BIG HERO 6 (PG)
Never underestimate the soothing power of a hug.
With one simple squish, you can provide comfort, encouragement or a simple how-do-you-do that transcends 1,000 well-chosen words.
Big Hero 6 is the cinematic equivalent of a warm hug, embracing the old-fashioned family values of the Walt Disney brand alongside cutting-edge computer technology that audiences now expect to dazzle their senses.
Directors Don Hall and Chris Williams marry dizzying action sequences that look even more spectacular in 3D to an emotionally rich story of a lonely boy’s unshakeable bond with his self-inflating robot protector, recalling the magical 1999 animated feature The Iron Giant.
The inquisitive automaton Baymax is the stuff that sweet celluloid dreams are made of: tender, loving and unwittingly hilarious.
Every child will want their own marshmallow man to snuggle at night and to keep them safe from the harsh realities of modern life that weigh heavily on the film’s grief-stricken adolescent hero.
“I see no evidence of physical injury,” informs the robot as he scans the boy’s body.
“It’s a different kind of hurt,” laments the teenager.
Fourteen-year-old Hiro Hamada (voiced by Ryan Potter) idolises his older brother Tadashi (Daniel Henney), who is a star pupil of Professor Robert Callaghan (James Cromwell), head of the robotics programme at San Fransokyo University.
A fire on campus culminates in tragedy and shell-shocked Hiro is inconsolable, until his brother’s greatest creation, a personal healthcare robot called Baymax (Scott Adsit), helps the teenager to confront his loss.
As the boy discovers Baymax’s functionality, he also stumbles upon a secret: the fire might not have been an accident. Indeed, a greedy entrepreneur called Alistair Krei (Alan Tudyk) might have started the blaze. Aided by Tadashi’s loyal friends GoGo (Jamie Chung), Wasabi (Damon Wayans jun), Honey Lemon (Genesis Rodriguez) and Fred (T.J. Miller), plus an upgraded Baymax, Hiro resolves to discover the truth about the deadly inferno.
Based on an obscure title from the Marvel Comics universe, Big Hero 6 is a rip-roaring opening salvo in a potential new franchise.
Directors Hall and Williams orchestrate the requisite thrilling set-pieces with brio, including an unconventional dash through the undulating streets of San Fransokyo that knowingly flouts traffic laws.
“There are no red lights in a car chase,” squeals GoGo.
The animators and script never lose sight of the central relationship of Hiro and Baymax, sketching that bond in exquisitely deft strokes.
Grown men will be choking back tears.
Big Hero 6 is preceded by Patrick Osborne’s Oscar-nominated short Feast, which charts the relationship between a Boston terrier and his master from puppyhood to middle age in a series of vignettes.
It’s the pick of the animated litter that leaves an indelible mark on the heart, just like Hall’s and Williams’s turbo-charged main feature.
KINGSMAN: THE SECRET SERVICE (15)
Directed at full pelt by Matthew Vaughn, Kingsman: The Secret Service is an outrageous James Bond-style caper with an unpleasant and sadistic streak.
This hare-brained tale about a secret organisation of impeccably tailored British agents dedicated to world peace lampoons the conventions of the spy genre with an arched eyebrow.
“Nowadays, they’re all a little serious for my taste,” opines Colin Firth’s lead operative about modern-day spy films, one of several self-referential winks in Jane Goldman and Vaughn’s script.
“Give me a farfetched plot any day,” he quips, and that’s just what Kingsman delivers in spades.
Unfortunately, the film also serves up a blitzkrieg of gratuitous onscreen barbarity.
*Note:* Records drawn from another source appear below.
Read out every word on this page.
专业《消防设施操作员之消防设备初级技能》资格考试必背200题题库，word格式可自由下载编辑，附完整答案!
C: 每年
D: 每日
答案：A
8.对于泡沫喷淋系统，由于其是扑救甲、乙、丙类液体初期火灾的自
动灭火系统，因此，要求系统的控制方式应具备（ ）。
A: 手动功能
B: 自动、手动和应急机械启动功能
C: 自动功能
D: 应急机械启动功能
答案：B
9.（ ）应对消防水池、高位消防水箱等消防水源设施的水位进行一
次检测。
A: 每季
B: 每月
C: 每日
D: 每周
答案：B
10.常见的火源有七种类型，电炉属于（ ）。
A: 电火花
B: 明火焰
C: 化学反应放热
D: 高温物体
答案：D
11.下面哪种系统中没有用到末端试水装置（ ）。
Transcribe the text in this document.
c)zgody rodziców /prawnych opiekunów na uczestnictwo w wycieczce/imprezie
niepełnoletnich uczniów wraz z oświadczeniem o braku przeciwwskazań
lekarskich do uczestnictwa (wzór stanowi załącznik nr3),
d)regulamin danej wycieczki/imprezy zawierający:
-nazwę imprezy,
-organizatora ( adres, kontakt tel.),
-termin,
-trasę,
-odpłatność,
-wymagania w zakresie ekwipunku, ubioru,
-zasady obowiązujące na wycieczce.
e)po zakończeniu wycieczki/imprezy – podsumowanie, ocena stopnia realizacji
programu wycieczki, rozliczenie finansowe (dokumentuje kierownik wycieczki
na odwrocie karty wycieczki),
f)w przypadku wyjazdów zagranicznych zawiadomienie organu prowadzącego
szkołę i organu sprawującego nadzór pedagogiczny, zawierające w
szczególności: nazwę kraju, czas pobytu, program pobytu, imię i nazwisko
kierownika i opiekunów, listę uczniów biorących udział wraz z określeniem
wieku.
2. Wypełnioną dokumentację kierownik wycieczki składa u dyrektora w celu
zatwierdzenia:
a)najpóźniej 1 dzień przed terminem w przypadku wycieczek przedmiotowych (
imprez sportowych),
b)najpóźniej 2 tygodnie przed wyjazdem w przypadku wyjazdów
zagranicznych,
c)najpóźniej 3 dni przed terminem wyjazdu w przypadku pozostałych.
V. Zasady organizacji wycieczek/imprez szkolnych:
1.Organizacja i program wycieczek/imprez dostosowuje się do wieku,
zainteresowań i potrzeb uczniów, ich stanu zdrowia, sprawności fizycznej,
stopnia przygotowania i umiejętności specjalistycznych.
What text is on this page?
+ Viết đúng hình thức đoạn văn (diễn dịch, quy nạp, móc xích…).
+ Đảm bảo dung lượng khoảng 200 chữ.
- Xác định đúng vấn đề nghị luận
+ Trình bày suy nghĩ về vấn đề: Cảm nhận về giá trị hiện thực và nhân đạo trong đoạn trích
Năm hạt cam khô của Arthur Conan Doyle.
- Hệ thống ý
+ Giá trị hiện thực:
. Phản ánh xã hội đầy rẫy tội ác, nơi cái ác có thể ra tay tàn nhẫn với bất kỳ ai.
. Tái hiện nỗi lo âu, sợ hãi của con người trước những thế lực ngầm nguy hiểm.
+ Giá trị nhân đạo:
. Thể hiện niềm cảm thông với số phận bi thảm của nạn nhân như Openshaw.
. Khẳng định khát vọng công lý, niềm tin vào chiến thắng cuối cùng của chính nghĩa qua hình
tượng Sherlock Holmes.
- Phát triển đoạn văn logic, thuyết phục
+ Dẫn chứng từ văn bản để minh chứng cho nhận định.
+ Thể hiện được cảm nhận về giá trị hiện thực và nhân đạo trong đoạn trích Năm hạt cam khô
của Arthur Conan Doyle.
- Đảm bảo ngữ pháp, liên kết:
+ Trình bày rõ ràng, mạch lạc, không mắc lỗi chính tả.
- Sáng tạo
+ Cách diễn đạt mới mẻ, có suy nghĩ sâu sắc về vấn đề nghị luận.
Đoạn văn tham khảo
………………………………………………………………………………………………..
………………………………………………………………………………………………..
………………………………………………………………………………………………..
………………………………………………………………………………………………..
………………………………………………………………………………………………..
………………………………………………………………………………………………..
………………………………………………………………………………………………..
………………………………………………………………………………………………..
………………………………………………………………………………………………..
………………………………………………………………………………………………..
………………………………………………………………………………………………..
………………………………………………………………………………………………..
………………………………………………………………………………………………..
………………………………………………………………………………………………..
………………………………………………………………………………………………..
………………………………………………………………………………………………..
The violence doesn’t support the plot; the plot is constructed to support as much wanton carnage as Vaughn can cram into each frame.
This stomach-churning slaughter reaches a crescendo in a Southern church where Firth’s good guy squares off against a congregation of brainwashed bigots, racists and homophobes, who apparently deserve to die in lurid close-up while Lynyrd Skynyrd’s Free Bird strums on the soundtrack.
Kingsman: The Secret Service leaves an exceedingly nasty taste in the mouth that is difficult to shake, garnished with crude sexism in the closing frames.
Firth is a debonair action hero, contrasting sharply with Taron Egerton’s bad boy from the wrong side of the tracks. Samuel L. Jackson has fun with his lisping megalomaniac, who gags at the sight of blood.
If we did the same watching Vaughn’s undeniably stylish film, we’d all need urgent medical assistance inside the first 20 minutes.